Hidden Meanings in Language

Language is funny.

This post doesn’t give any helpful tips about using language, or about writing.

But I recently thought of one of many examples of how native speakers use language in a way that might seem inscrutable to new speakers.

Think of the difference between asking:

Are you cold?


Aren’t you cold?

Strangely, if the person being asked is cold, then he’ll answer “yes” to both questions.

By the way (and as I’ve mentioned before in Save the Semicolon), this isn’t true in some other languages. For example, in French, the person would answer “oui” to the first question and “si” to the second. Both would mean, “yes, I’m cold.”

But my point today goes a little deeper than the weird way that we say “yes” to both questions. My point today is about the underlying meaning of those questions.

Underlying blah blah blah?

Yeah.
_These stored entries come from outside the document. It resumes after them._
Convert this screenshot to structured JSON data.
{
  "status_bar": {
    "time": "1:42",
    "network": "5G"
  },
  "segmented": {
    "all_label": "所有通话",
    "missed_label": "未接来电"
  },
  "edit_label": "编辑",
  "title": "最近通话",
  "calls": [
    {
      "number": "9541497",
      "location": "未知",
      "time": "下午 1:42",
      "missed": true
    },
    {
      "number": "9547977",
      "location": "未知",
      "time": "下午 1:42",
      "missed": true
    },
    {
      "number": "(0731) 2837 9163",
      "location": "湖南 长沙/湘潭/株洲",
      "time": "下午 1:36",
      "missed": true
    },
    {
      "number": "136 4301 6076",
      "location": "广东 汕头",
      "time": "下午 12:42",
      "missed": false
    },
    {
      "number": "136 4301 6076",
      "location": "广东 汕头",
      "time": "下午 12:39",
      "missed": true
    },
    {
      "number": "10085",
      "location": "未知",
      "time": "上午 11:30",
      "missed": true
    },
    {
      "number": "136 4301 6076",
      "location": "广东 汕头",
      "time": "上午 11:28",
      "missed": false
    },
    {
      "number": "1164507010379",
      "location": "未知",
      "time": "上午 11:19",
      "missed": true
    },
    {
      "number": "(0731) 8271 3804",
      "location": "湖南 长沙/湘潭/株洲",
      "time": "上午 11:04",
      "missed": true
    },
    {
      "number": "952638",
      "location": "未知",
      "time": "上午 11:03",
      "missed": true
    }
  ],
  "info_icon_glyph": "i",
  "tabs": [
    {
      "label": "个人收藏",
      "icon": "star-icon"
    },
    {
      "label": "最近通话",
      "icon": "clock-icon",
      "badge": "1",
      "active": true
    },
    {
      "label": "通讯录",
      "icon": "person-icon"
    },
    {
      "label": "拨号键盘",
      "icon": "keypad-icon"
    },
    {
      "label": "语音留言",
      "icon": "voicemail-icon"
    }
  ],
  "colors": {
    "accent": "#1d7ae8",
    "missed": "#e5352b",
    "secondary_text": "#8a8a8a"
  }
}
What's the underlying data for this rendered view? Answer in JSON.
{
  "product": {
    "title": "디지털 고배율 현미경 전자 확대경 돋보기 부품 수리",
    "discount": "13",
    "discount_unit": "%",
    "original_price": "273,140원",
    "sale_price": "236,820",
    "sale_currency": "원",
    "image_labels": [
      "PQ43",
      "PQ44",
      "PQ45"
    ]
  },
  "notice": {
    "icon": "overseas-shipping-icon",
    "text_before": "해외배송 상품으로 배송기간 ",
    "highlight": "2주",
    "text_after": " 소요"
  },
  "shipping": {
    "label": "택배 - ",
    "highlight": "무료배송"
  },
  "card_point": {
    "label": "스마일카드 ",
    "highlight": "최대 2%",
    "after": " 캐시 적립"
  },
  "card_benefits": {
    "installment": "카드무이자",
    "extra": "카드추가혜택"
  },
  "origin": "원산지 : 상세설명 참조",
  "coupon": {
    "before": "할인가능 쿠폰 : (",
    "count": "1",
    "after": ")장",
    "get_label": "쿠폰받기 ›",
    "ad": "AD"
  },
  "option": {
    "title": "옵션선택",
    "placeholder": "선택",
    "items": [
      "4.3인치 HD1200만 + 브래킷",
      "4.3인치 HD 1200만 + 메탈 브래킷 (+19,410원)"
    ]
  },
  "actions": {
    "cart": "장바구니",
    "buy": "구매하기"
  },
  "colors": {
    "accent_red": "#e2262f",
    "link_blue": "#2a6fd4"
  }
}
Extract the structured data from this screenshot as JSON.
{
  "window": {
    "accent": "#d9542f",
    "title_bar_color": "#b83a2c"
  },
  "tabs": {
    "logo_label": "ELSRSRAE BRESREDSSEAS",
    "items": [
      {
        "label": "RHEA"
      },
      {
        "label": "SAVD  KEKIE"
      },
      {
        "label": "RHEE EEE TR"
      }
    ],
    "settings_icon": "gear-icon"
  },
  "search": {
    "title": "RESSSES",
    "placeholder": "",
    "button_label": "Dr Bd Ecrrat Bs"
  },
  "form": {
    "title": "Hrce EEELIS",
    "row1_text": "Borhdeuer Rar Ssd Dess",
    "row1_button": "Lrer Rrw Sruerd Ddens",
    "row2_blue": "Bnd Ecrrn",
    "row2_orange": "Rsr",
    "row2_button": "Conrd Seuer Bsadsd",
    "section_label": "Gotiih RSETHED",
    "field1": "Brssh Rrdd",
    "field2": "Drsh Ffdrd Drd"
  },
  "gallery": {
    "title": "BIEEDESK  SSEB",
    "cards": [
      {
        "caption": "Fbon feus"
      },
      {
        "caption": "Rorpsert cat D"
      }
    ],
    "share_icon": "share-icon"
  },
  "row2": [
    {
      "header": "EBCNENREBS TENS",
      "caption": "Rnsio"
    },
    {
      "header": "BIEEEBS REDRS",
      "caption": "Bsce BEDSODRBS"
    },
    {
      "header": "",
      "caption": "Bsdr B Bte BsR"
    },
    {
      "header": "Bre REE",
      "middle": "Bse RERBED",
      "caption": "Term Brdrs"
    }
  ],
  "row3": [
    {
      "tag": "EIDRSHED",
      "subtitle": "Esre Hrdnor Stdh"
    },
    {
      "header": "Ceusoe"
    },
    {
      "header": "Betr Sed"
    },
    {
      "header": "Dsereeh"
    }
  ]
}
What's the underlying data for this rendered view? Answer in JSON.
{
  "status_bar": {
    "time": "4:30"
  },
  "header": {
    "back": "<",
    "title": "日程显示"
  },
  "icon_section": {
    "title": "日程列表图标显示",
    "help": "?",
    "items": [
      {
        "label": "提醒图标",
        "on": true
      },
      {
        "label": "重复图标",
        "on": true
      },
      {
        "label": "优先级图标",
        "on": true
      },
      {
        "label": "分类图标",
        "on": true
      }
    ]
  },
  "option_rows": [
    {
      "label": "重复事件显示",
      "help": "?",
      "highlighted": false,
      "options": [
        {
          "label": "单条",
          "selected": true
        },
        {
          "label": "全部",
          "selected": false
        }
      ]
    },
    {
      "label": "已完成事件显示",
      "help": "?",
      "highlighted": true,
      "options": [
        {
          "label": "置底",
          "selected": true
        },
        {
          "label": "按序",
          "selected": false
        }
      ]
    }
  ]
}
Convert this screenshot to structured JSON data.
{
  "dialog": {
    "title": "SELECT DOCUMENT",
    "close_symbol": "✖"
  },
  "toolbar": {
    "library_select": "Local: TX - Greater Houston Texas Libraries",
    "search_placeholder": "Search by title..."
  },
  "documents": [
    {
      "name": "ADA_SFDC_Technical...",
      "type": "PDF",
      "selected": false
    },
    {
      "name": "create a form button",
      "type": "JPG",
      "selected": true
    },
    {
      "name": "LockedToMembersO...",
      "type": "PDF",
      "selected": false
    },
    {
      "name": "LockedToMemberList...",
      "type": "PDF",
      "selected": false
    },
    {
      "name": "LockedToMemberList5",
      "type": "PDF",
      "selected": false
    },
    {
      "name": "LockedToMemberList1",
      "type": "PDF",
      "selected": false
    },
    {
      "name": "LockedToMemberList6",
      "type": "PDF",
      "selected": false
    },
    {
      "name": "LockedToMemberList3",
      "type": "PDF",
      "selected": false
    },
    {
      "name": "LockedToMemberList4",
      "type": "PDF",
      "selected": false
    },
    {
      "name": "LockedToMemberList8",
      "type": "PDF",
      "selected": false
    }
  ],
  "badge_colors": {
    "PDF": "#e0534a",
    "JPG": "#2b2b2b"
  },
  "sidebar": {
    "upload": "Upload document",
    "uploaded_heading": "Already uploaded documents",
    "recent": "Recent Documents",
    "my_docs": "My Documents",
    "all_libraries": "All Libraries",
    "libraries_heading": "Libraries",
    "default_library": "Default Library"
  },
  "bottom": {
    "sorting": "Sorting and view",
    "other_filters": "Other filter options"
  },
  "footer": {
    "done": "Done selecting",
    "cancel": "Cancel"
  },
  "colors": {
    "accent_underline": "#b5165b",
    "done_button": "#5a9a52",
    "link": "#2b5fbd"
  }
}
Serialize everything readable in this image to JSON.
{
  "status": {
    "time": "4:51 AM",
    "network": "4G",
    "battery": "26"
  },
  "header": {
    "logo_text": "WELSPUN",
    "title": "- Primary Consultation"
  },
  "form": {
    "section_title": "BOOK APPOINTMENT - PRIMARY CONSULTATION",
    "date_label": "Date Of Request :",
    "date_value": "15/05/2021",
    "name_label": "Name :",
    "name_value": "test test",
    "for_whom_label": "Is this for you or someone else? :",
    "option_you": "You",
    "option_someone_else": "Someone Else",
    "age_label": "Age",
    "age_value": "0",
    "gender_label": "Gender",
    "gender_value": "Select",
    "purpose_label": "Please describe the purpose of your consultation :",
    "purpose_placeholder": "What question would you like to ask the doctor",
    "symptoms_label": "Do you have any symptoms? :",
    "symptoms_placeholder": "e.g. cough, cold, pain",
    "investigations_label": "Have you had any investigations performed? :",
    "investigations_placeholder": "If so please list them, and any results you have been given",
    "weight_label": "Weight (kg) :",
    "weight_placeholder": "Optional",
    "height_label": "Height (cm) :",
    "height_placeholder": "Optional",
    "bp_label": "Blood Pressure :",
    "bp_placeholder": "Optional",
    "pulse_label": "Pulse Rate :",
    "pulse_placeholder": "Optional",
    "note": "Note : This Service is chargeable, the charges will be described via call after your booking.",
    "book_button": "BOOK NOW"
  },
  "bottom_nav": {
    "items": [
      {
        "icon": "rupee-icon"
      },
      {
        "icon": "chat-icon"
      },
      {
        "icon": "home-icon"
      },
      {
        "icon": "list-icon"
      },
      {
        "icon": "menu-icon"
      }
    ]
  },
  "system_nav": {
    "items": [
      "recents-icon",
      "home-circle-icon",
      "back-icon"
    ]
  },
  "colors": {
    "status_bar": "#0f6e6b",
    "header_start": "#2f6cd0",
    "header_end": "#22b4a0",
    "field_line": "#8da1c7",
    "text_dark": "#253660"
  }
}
In both cases, the person asking wants to know whether you’re hungry, but there’s a difference.

“Aren’t you cold” implies one major thing: I think there’s a reason that you should be cold. (It’s 20 below 0 and you’re not wearing a shirt.)

But it doesn’t imply that I can actually help you. I’m just asking.

But “are you cold” does imply that I have some way to help you. It implies that maybe I have an extra pair of gloves, or a hat.

That’s an underlying meaning.

One more example:

“Aren’t you hungry?”

Someone would only ask this if there’s a reason to expect that you are hungry. Maybe it’s late in the day and you’ve skipped lunch.

Now look at the positive version:

“Are you hungry?”

“Are you hungry” doesn’t imply that there’s any special reason for you to be hungry. But it does imply that I have food to give you if you are.

Question: “Are you hungry?”

Answer: “Hmm, maybe, what do you have?”

Underlying meaning.

No one taught me this stuff, and I don’t know whether it can be found in a textbook somewhere. But somehow, it’s made it into the collective minds of people who speak English as a first language. And of course, this is just one example.

Learning a language is hard, but learning the nuances of a language is much much harder.

What other examples are there of this kind of unspoken meaning?